Peninsula in Newfoundland and Labrador, Canada

The Connaigre Peninsula is a Canadian peninsula located on the south coast of the island of Newfoundland in the province of Newfoundland and Labrador. Harbour Breton is the largest population centre on the peninsula.

The Connaigre Peninsula is triangular shaped, separating Bay d'Espoir on the western side and Belle Bay along with Fortune Bay on the east. The peninsula takes its name from the small fishing community of Connaigre that was resettled in 1954 under the Centralization Programme by the Newfoundland government.

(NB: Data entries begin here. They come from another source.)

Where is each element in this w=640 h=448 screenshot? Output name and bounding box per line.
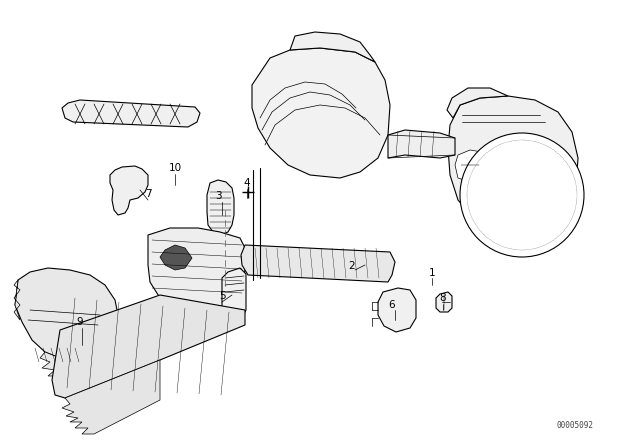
Circle shape <box>55 298 75 318</box>
Polygon shape <box>148 228 245 310</box>
Polygon shape <box>207 180 234 235</box>
Polygon shape <box>388 130 455 158</box>
Text: 00005092: 00005092 <box>557 421 593 430</box>
Polygon shape <box>62 100 200 127</box>
Polygon shape <box>447 88 508 118</box>
Polygon shape <box>455 150 485 182</box>
Polygon shape <box>290 32 375 62</box>
Polygon shape <box>15 268 118 358</box>
Polygon shape <box>62 360 160 434</box>
Text: 7: 7 <box>145 189 151 199</box>
Polygon shape <box>241 245 395 282</box>
Text: 9: 9 <box>77 317 83 327</box>
Polygon shape <box>222 268 246 320</box>
Text: 6: 6 <box>388 300 396 310</box>
Polygon shape <box>110 166 148 215</box>
Text: 3: 3 <box>214 191 221 201</box>
Ellipse shape <box>182 261 202 275</box>
Text: 1: 1 <box>429 268 435 278</box>
Ellipse shape <box>299 122 321 138</box>
Polygon shape <box>75 352 95 380</box>
Polygon shape <box>436 292 452 312</box>
Text: 4: 4 <box>244 178 250 188</box>
Polygon shape <box>160 245 192 270</box>
Polygon shape <box>40 352 60 376</box>
Polygon shape <box>252 48 390 178</box>
Text: 10: 10 <box>168 163 182 173</box>
Circle shape <box>460 133 584 257</box>
Polygon shape <box>378 288 416 332</box>
Text: 5: 5 <box>219 291 225 301</box>
Ellipse shape <box>125 183 135 197</box>
Polygon shape <box>14 280 20 320</box>
Polygon shape <box>448 96 578 235</box>
Text: 2: 2 <box>349 261 355 271</box>
Polygon shape <box>52 295 245 398</box>
Text: 8: 8 <box>440 293 446 303</box>
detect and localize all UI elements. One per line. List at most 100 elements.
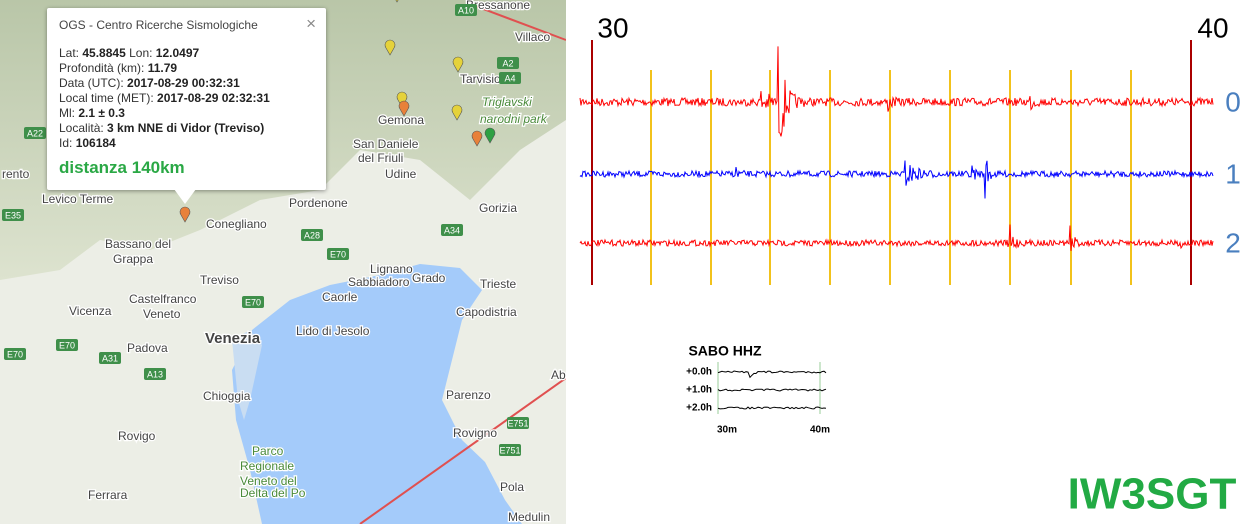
info-popup: OGS - Centro Ricerche Sismologiche × Lat… xyxy=(47,8,326,190)
waveform xyxy=(579,160,1214,199)
road-label: A28 xyxy=(304,230,320,240)
road-label: E751 xyxy=(499,445,520,455)
map-label: Triglavski xyxy=(482,95,532,109)
field-row: Lat: 45.8845 Lon: 12.0497 xyxy=(59,46,270,61)
road-shield xyxy=(507,417,529,429)
map-pin xyxy=(452,56,464,73)
road-shield xyxy=(497,57,519,69)
map-label: Ab xyxy=(551,368,566,382)
map-label: San Daniele xyxy=(353,137,419,151)
road-label: A2 xyxy=(502,58,513,68)
field-label: Lon: xyxy=(129,46,153,60)
map-label: Sabbiadoro xyxy=(348,275,410,289)
field-label: Località: xyxy=(59,121,104,135)
road-shield xyxy=(144,368,166,380)
road-label: A4 xyxy=(504,73,515,83)
field-row: Id: 106184 xyxy=(59,136,270,151)
map-label: Bassano del xyxy=(105,237,171,251)
map-label: Ferrara xyxy=(88,488,128,502)
field-label: Lat: xyxy=(59,46,80,60)
road-shield xyxy=(2,209,24,221)
road-label: E70 xyxy=(330,249,346,259)
map-pin xyxy=(451,104,463,121)
map-label: Venezia xyxy=(205,330,261,347)
field-row: Ml: 2.1 ± 0.3 xyxy=(59,106,270,121)
road-label: E70 xyxy=(7,349,23,359)
field-value: 106184 xyxy=(75,136,116,150)
road-shield xyxy=(56,339,78,351)
road-shield xyxy=(327,248,349,260)
road-shield xyxy=(455,4,477,16)
field-label: Ml: xyxy=(59,106,75,120)
inset-title: SABO HHZ xyxy=(688,343,762,359)
map-label: Rovigno xyxy=(453,426,497,440)
road-shield xyxy=(301,229,323,241)
inset-row-label: +0.0h xyxy=(686,367,712,378)
map-pin xyxy=(384,39,396,56)
field-label: Profondità (km): xyxy=(59,61,145,75)
map-label: rento xyxy=(2,167,30,181)
field-row: Profondità (km): 11.79 xyxy=(59,61,270,76)
field-value: 45.8845 xyxy=(82,46,126,60)
road-label: E70 xyxy=(245,297,261,307)
map-label: Rovigo xyxy=(118,429,156,443)
field-label: Local time (MET): xyxy=(59,91,154,105)
popup-fields: Lat: 45.8845 Lon: 12.0497 Profondità (km)… xyxy=(59,46,270,151)
map-sea xyxy=(232,264,522,524)
map-label: Bressanone xyxy=(466,0,530,12)
map-pin xyxy=(398,100,410,117)
start-label: 30 xyxy=(597,12,628,43)
road-shield xyxy=(4,348,26,360)
popup-pointer xyxy=(174,189,196,204)
field-label: Data (UTC): xyxy=(59,76,124,90)
map-label: Medulin xyxy=(508,510,550,524)
map-label: Lido di Jesolo xyxy=(296,324,370,338)
close-button[interactable]: × xyxy=(306,14,316,33)
map-label: Delta del Po xyxy=(240,486,306,500)
map-label: Grappa xyxy=(113,252,153,266)
field-row: Data (UTC): 2017-08-29 00:32:31 xyxy=(59,76,270,91)
waveform xyxy=(579,46,1214,137)
map-label: Gorizia xyxy=(479,201,517,215)
field-row: Località: 3 km NNE di Vidor (Treviso) xyxy=(59,121,270,136)
map-label: Veneto del xyxy=(240,474,297,488)
map-label: Conegliano xyxy=(206,217,267,231)
inset-row-label: +2.0h xyxy=(686,403,712,414)
map-label: Pordenone xyxy=(289,196,348,210)
inset-end: 40m xyxy=(810,425,830,436)
map-pin xyxy=(179,206,191,223)
map-label: del Friuli xyxy=(358,151,403,165)
inset-row-label: +1.0h xyxy=(686,385,712,396)
map-label: Villaco xyxy=(515,30,550,44)
road-shield xyxy=(499,444,521,456)
inset-start: 30m xyxy=(717,425,737,436)
map-label: Tarvisio xyxy=(460,72,501,86)
map-label: Gemona xyxy=(378,113,424,127)
map-label: Padova xyxy=(127,341,168,355)
field-value: 11.79 xyxy=(147,61,178,75)
map-line xyxy=(359,377,567,524)
channel-label: 0 xyxy=(1225,86,1241,117)
road-label: A34 xyxy=(444,225,460,235)
map-pin xyxy=(396,91,408,108)
field-row: Local time (MET): 2017-08-29 02:32:31 xyxy=(59,91,270,106)
map-label: Regionale xyxy=(240,459,294,473)
popup-title: OGS - Centro Ricerche Sismologiche xyxy=(59,18,258,32)
map-label: Caorle xyxy=(322,290,358,304)
map-label: Castelfranco xyxy=(129,292,197,306)
road-label: A13 xyxy=(147,369,163,379)
map-pin xyxy=(471,130,483,147)
road-shield xyxy=(24,127,46,139)
map-label: Grado xyxy=(412,271,446,285)
field-value: 3 km NNE di Vidor (Treviso) xyxy=(107,121,265,135)
map-label: Levico Terme xyxy=(42,192,113,206)
waveform xyxy=(717,406,827,410)
map-label: Chioggia xyxy=(203,389,251,403)
seismogram-bg xyxy=(566,0,1251,524)
road-label: A22 xyxy=(27,128,43,138)
channel-label: 1 xyxy=(1225,158,1241,189)
map-label: Treviso xyxy=(200,273,239,287)
field-value: 12.0497 xyxy=(155,46,200,60)
map-pin xyxy=(484,127,496,144)
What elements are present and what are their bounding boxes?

Route 360 extends the length of the Peninsula starting near Bishop's Falls and ending at Harbour Breton.

Route 362 extends from Route 360 to communities such as Belleoram and St. Jacques-Coomb's Cove (St. Jacques, English Harbour West, Mose Ambrose, Boxey, Coomb's Cove, and Wreck Cove). Pool's Cove has road access via the 8.1-kilometre-long (5.0 mi) Pool's Cove Road, connecting the town with Route 362.

Route 364 extends from Route 360 to communities such as Hermitage-Sandyville, Dawson's Cove, Seal Cove and Pass Island.

A daily ferry service from Hermitage travels to the isolated outports of Gaultois and McCallum. Rencontre East, another isolated community, is accessible by a ferry port in Pool's Cove on the Connaigre Peninsula and travels to Bay L'Argent on the Burin Peninsula via Rencontre East.